GEOMETRY AND KINEMATICS OF MIOCENE TO PLEISTOCENE TRANSTENSION IN THE NORTHERN SLATE RANGE, CALIFORNIA
The Miocene and younger rocks in the hanging wall of the Manly Pass fault are cut by numerous normal faults. The dominant set of faults dip 40-20° to the NW and cut units as young as Pleistocene. These faults occur in a dense zone along the east side of the range. A set of relatively smaller displacement, steeply east- and west-dipping normal faults occurs structurally above the low-angle faults. There is also a set of NE-trending high-angle faults that have normal oblique sinistral offset. The low-angle faults terminate along these high-angle faults, but cannot be matched across the high-angle faults.

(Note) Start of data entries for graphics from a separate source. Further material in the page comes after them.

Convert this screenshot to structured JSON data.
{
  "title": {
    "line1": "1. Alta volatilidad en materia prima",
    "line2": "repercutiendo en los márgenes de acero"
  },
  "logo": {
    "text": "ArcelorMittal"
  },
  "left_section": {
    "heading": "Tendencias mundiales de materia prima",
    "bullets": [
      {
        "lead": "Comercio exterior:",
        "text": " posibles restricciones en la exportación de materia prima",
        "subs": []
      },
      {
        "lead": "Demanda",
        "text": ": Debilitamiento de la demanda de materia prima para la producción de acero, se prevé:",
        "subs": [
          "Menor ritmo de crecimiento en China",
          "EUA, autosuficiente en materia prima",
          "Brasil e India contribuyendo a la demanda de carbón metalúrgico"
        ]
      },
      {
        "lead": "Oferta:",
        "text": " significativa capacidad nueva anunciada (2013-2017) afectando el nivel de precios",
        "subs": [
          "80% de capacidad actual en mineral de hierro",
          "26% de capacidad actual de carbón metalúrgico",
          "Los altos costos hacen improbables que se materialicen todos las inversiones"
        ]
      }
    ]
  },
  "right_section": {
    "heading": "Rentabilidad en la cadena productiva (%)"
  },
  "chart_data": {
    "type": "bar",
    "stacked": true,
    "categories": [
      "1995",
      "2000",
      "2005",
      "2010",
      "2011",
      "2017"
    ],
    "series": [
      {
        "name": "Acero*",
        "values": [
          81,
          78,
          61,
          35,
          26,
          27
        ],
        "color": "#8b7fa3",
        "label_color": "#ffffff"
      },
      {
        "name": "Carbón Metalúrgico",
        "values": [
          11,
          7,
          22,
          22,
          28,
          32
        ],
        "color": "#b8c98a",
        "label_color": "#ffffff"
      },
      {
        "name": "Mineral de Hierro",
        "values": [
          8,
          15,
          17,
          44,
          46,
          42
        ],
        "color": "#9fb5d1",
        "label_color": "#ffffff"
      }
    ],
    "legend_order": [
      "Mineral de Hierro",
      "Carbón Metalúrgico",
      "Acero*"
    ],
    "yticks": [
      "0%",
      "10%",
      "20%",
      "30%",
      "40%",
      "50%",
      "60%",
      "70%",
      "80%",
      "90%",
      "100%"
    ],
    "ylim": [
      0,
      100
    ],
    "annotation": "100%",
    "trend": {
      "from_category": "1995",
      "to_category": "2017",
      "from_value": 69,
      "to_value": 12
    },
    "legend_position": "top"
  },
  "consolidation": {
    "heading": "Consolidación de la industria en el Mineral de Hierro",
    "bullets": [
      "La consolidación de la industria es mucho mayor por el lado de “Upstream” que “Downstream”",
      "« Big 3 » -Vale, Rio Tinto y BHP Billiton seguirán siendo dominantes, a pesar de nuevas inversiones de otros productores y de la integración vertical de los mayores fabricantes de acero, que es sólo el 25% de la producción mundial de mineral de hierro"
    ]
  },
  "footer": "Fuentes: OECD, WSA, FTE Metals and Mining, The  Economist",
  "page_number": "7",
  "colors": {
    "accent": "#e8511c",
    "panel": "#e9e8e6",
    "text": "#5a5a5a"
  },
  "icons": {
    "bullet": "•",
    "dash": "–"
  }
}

The simplest model is that all the hanging wall normal faults are coeval and developed during a single episode of transtension; thus they are not representative separate episodes of deformation. These fault sets could accommodate ~400 m of horizontal and ~200 m of vertical slip across the northern Slate Range.
These results indicate that the Manly Pass fault and related hanging wall deformation have accommodated significant displacement and exhumation and give a first order method of reconstructing Tertiary deformation from the Panamint Range to the Argus Range. Deformation may have begun as early as Middle Miocene and is still active.